Vendredi 1 août 2014 par Ralph Gambihler

Sils Maria

Lui en co-scénariste, elle comme actrice. Olivier Assayas et Juliette Binoche se sont d'abord trouvés en 1985 dans le bien nommé Rendez-Vous d'André Téchiné, véritable curseur dans l'oeuvre du cinéaste. Caméra sauvageonne et démon aux tripes, Téchiné délaisse alors un certain formalisme que Patrick Dewaere avait déjà cisaillé dans Hôtel des Amériques. Il trouve surtout en Binoche le tempérament qui va lui permettre de se lâcher jusqu'à J'embrasse pas et Les Roseaux Sauvages. Juliette ou la clé des songes ? La chair à vif, plutôt...
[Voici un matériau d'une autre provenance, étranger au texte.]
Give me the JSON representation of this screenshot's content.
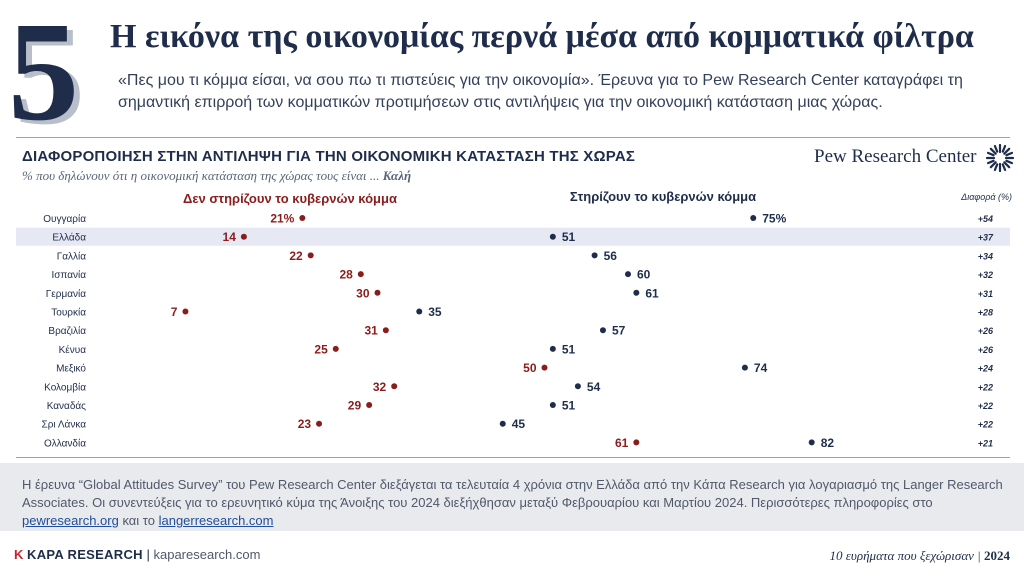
{
  "header": {
    "number": "5",
    "title": "Η εικόνα της οικονομίας περνά μέσα από κομματικά φίλτρα",
    "subtitle": "«Πες μου τι κόμμα είσαι, να σου πω τι πιστεύεις για την οικονομία». Έρευνα για το Pew Research Center καταγράφει τη σημαντική επιρροή των κομματικών προτιμήσεων στις αντιλήψεις για την οικονομική κατάσταση μιας χώρας."
  },
  "logo": {
    "text": "Pew Research Center",
    "icon": "pew-sunburst-icon"
  },
  "chart_data": {
    "type": "dot-plot",
    "title": "ΔΙΑΦΟΡΟΠΟΙΗΣΗ ΣΤΗΝ ΑΝΤΙΛΗΨΗ ΓΙΑ ΤΗΝ ΟΙΚΟΝΟΜΙΚΗ ΚΑΤΑΣΤΑΣΗ ΤΗΣ ΧΩΡΑΣ",
    "subtitle_prefix": "% που δηλώνουν ότι η οικονομική κατάσταση της χώρας τους είναι ... ",
    "subtitle_emph": "Καλή",
    "diff_header": "Διαφορά (%)",
    "highlight_category": "Ελλάδα",
    "categories": [
      "Ουγγαρία",
      "Ελλάδα",
      "Γαλλία",
      "Ισπανία",
      "Γερμανία",
      "Τουρκία",
      "Βραζιλία",
      "Κένυα",
      "Μεξικό",
      "Κολομβία",
      "Καναδάς",
      "Σρι Λάνκα",
      "Ολλανδία"
    ],
    "series": [
      {
        "name": "Δεν στηρίζουν το κυβερνών κόμμα",
        "color": "#8b1c1c",
        "values": [
          21,
          14,
          22,
          28,
          30,
          7,
          31,
          25,
          50,
          32,
          29,
          23,
          61
        ]
      },
      {
        "name": "Στηρίζουν το κυβερνών κόμμα",
        "color": "#1f2d4a",
        "values": [
          75,
          51,
          56,
          60,
          61,
          35,
          57,
          51,
          74,
          54,
          51,
          45,
          82
        ]
      }
    ],
    "differences": [
      "+54",
      "+37",
      "+34",
      "+32",
      "+31",
      "+28",
      "+26",
      "+26",
      "+24",
      "+22",
      "+22",
      "+22",
      "+21"
    ]
  },
  "footnote": {
    "text": "Η έρευνα “Global Attitudes Survey” του Pew Research Center διεξάγεται τα τελευταία 4 χρόνια στην Ελλάδα από την Κάπα Research για λογαριασμό της Langer Research Associates. Οι συνεντεύξεις για το ερευνητικό κύμα της Άνοιξης του 2024 διεξήχθησαν μεταξύ Φεβρουαρίου και Μαρτίου 2024. Περισσότερες πληροφορίες στο ",
    "link1": "pewresearch.org",
    "middle": " και το ",
    "link2": "langerresearch.com"
  },
  "footer": {
    "brand_k": "K",
    "brand_name": "KAPA RESEARCH",
    "brand_url": "kaparesearch.com",
    "right_text": "10 ευρήματα που ξεχώρισαν",
    "year": "2024"
  }
}
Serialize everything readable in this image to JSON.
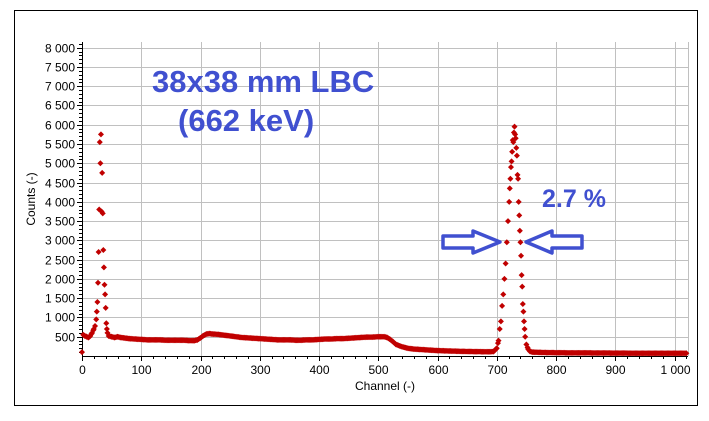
{
  "chart_data": {
    "type": "scatter",
    "title": "",
    "xlabel": "Channel (-)",
    "ylabel": "Counts (-)",
    "xlim": [
      0,
      1024
    ],
    "ylim": [
      0,
      8200
    ],
    "grid": true,
    "marker_color": "#c00000",
    "annotation_color": "#4050d0",
    "x_ticks": [
      0,
      100,
      200,
      300,
      400,
      500,
      600,
      700,
      800,
      900,
      1000
    ],
    "x_tick_labels": [
      "0",
      "100",
      "200",
      "300",
      "400",
      "500",
      "600",
      "700",
      "800",
      "900",
      "1 000"
    ],
    "y_ticks": [
      500,
      1000,
      1500,
      2000,
      2500,
      3000,
      3500,
      4000,
      4500,
      5000,
      5500,
      6000,
      6500,
      7000,
      7500,
      8000
    ],
    "y_tick_labels": [
      "500",
      "1 000",
      "1 500",
      "2 000",
      "2 500",
      "3 000",
      "3 500",
      "4 000",
      "4 500",
      "5 000",
      "5 500",
      "6 000",
      "6 500",
      "7 000",
      "7 500",
      "8 000"
    ],
    "annotations": {
      "detector": "38x38 mm LBC",
      "energy": "(662 keV)",
      "resolution": "2.7 %"
    },
    "points": [
      [
        0,
        100
      ],
      [
        2,
        550
      ],
      [
        5,
        520
      ],
      [
        8,
        500
      ],
      [
        11,
        480
      ],
      [
        14,
        520
      ],
      [
        17,
        600
      ],
      [
        20,
        700
      ],
      [
        22,
        780
      ],
      [
        24,
        950
      ],
      [
        25,
        1150
      ],
      [
        26,
        1400
      ],
      [
        27,
        1900
      ],
      [
        28,
        2700
      ],
      [
        29,
        3800
      ],
      [
        30,
        5550
      ],
      [
        31,
        5000
      ],
      [
        32,
        5750
      ],
      [
        33,
        3750
      ],
      [
        34,
        4750
      ],
      [
        35,
        3700
      ],
      [
        36,
        2750
      ],
      [
        37,
        2300
      ],
      [
        38,
        1850
      ],
      [
        39,
        1600
      ],
      [
        40,
        1250
      ],
      [
        41,
        850
      ],
      [
        42,
        700
      ],
      [
        43,
        600
      ],
      [
        45,
        520
      ],
      [
        50,
        500
      ],
      [
        55,
        480
      ],
      [
        60,
        500
      ],
      [
        65,
        480
      ],
      [
        70,
        470
      ],
      [
        75,
        460
      ],
      [
        80,
        450
      ],
      [
        90,
        440
      ],
      [
        100,
        430
      ],
      [
        110,
        420
      ],
      [
        120,
        420
      ],
      [
        130,
        420
      ],
      [
        140,
        410
      ],
      [
        150,
        410
      ],
      [
        160,
        410
      ],
      [
        170,
        410
      ],
      [
        180,
        400
      ],
      [
        190,
        400
      ],
      [
        195,
        420
      ],
      [
        200,
        470
      ],
      [
        205,
        530
      ],
      [
        210,
        570
      ],
      [
        215,
        580
      ],
      [
        220,
        570
      ],
      [
        230,
        560
      ],
      [
        240,
        540
      ],
      [
        250,
        520
      ],
      [
        260,
        500
      ],
      [
        270,
        480
      ],
      [
        280,
        470
      ],
      [
        290,
        460
      ],
      [
        300,
        450
      ],
      [
        310,
        440
      ],
      [
        320,
        430
      ],
      [
        330,
        420
      ],
      [
        340,
        420
      ],
      [
        350,
        420
      ],
      [
        360,
        410
      ],
      [
        370,
        410
      ],
      [
        380,
        420
      ],
      [
        390,
        420
      ],
      [
        400,
        430
      ],
      [
        410,
        440
      ],
      [
        420,
        440
      ],
      [
        430,
        450
      ],
      [
        440,
        450
      ],
      [
        450,
        460
      ],
      [
        460,
        470
      ],
      [
        470,
        480
      ],
      [
        480,
        490
      ],
      [
        490,
        490
      ],
      [
        500,
        500
      ],
      [
        510,
        500
      ],
      [
        515,
        480
      ],
      [
        520,
        430
      ],
      [
        525,
        370
      ],
      [
        530,
        300
      ],
      [
        540,
        240
      ],
      [
        550,
        200
      ],
      [
        560,
        180
      ],
      [
        580,
        160
      ],
      [
        600,
        140
      ],
      [
        620,
        130
      ],
      [
        640,
        120
      ],
      [
        660,
        115
      ],
      [
        680,
        110
      ],
      [
        690,
        110
      ],
      [
        695,
        120
      ],
      [
        700,
        200
      ],
      [
        703,
        400
      ],
      [
        705,
        700
      ],
      [
        707,
        900
      ],
      [
        709,
        1300
      ],
      [
        711,
        1600
      ],
      [
        713,
        2000
      ],
      [
        715,
        2400
      ],
      [
        717,
        2950
      ],
      [
        719,
        3500
      ],
      [
        721,
        4000
      ],
      [
        722,
        4350
      ],
      [
        723,
        4600
      ],
      [
        724,
        4900
      ],
      [
        725,
        5050
      ],
      [
        726,
        5300
      ],
      [
        727,
        5600
      ],
      [
        728,
        5550
      ],
      [
        729,
        5800
      ],
      [
        730,
        5950
      ],
      [
        731,
        5750
      ],
      [
        732,
        5650
      ],
      [
        733,
        5400
      ],
      [
        734,
        5200
      ],
      [
        735,
        4700
      ],
      [
        736,
        4600
      ],
      [
        737,
        4000
      ],
      [
        738,
        3650
      ],
      [
        739,
        3250
      ],
      [
        740,
        2950
      ],
      [
        741,
        2600
      ],
      [
        742,
        2100
      ],
      [
        743,
        1800
      ],
      [
        744,
        1350
      ],
      [
        745,
        1150
      ],
      [
        746,
        900
      ],
      [
        747,
        700
      ],
      [
        748,
        500
      ],
      [
        750,
        300
      ],
      [
        753,
        180
      ],
      [
        756,
        120
      ],
      [
        760,
        100
      ],
      [
        770,
        95
      ],
      [
        780,
        90
      ],
      [
        800,
        85
      ],
      [
        820,
        82
      ],
      [
        850,
        80
      ],
      [
        880,
        78
      ],
      [
        900,
        75
      ],
      [
        930,
        72
      ],
      [
        950,
        70
      ],
      [
        980,
        70
      ],
      [
        1000,
        70
      ],
      [
        1020,
        70
      ]
    ]
  }
}
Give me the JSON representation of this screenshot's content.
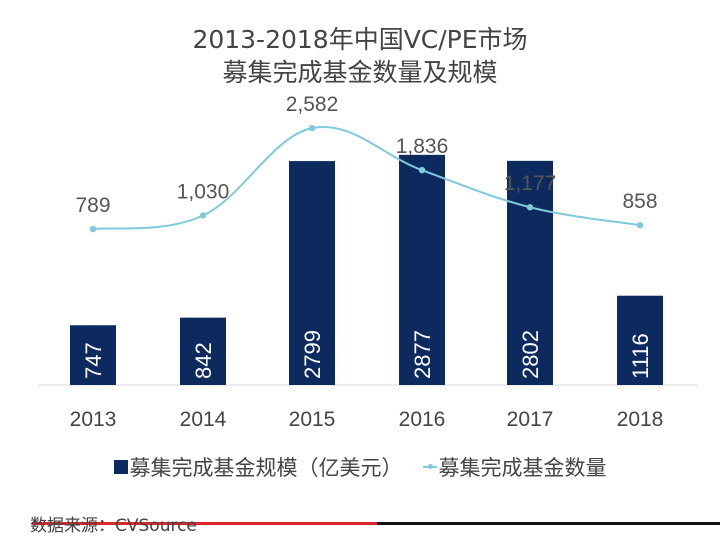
{
  "chart_data": {
    "type": "bar+line",
    "title": [
      "2013-2018年中国VC/PE市场",
      "募集完成基金数量及规模"
    ],
    "categories": [
      "2013",
      "2014",
      "2015",
      "2016",
      "2017",
      "2018"
    ],
    "series": [
      {
        "name": "募集完成基金规模（亿美元）",
        "type": "bar",
        "color": "#0d2a5e",
        "values": [
          747,
          842,
          2799,
          2877,
          2802,
          1116
        ]
      },
      {
        "name": "募集完成基金数量",
        "type": "line",
        "color": "#7fcadb",
        "values": [
          789,
          1030,
          2582,
          1836,
          1177,
          858
        ],
        "labels": [
          "789",
          "1,030",
          "2,582",
          "1,836",
          "1,177",
          "858"
        ]
      }
    ],
    "legend_position": "bottom",
    "grid": false
  },
  "legend": {
    "bar_label": "募集完成基金规模（亿美元）",
    "line_label": "募集完成基金数量"
  },
  "source": "数据来源：CVSource"
}
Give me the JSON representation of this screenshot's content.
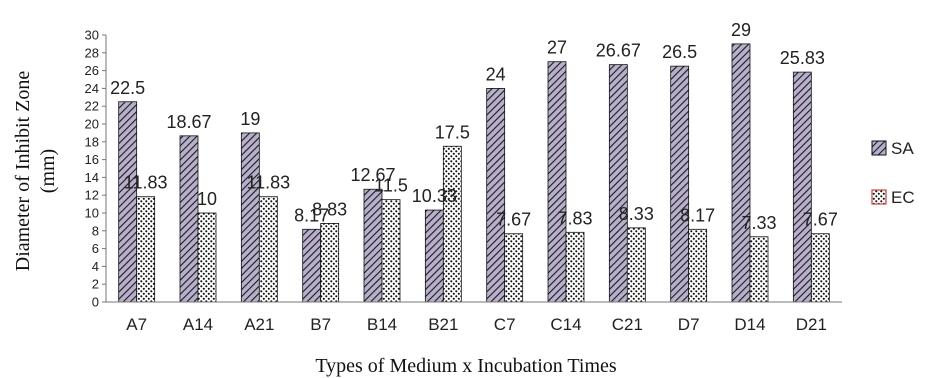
{
  "chart_data": {
    "type": "bar",
    "categories": [
      "A7",
      "A14",
      "A21",
      "B7",
      "B14",
      "B21",
      "C7",
      "C14",
      "C21",
      "D7",
      "D14",
      "D21"
    ],
    "series": [
      {
        "name": "SA",
        "values": [
          22.5,
          18.67,
          19,
          8.17,
          12.67,
          10.33,
          24,
          27,
          26.67,
          26.5,
          29,
          25.83
        ],
        "labels": [
          "22.5",
          "18.67",
          "19",
          "8.17",
          "12.67",
          "10.33",
          "24",
          "27",
          "26.67",
          "26.5",
          "29",
          "25.83"
        ],
        "pattern": "diagonal-hatch",
        "color": "#b3aac8"
      },
      {
        "name": "EC",
        "values": [
          11.83,
          10,
          11.83,
          8.83,
          11.5,
          17.5,
          7.67,
          7.83,
          8.33,
          8.17,
          7.33,
          7.67
        ],
        "labels": [
          "11.83",
          "10",
          "11.83",
          "8.83",
          "11.5",
          "17.5",
          "7.67",
          "7.83",
          "8.33",
          "8.17",
          "7.33",
          "7.67"
        ],
        "pattern": "dots",
        "color": "#e06060"
      }
    ],
    "xlabel": "Types  of Medium x Incubation Times",
    "ylabel": [
      "Diameter of Inhibit Zone",
      "(mm)"
    ],
    "ylim": [
      0,
      30
    ],
    "yticks": [
      0,
      2,
      4,
      6,
      8,
      10,
      12,
      14,
      16,
      18,
      20,
      22,
      24,
      26,
      28,
      30
    ],
    "grid": false,
    "legend_position": "right"
  }
}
André Téchiné, depuis, a perdu la flamme tandis que Juliette Binoche est devenue Juliette Binoche. Unique, prodigieuse, définitive. Et Olivier Assayas dans tout ça ? Disons qu'il a évolué entre deux feux. Tantôt pyromane, tantôt feu follet... Un coup d'essai-culte baptisé Désordre, L'Enfant de l'Hiver en guise de récidive incandescente (et injustement méconnue...), un parcours générationnel semé d'emprunts à la culture rock mais aussi une tendance à la pose, une rétention façon Téchiné avant Rendez-Vous, voire un certain vernis académique dont le récent Après Mai fut l'indigent symptôme.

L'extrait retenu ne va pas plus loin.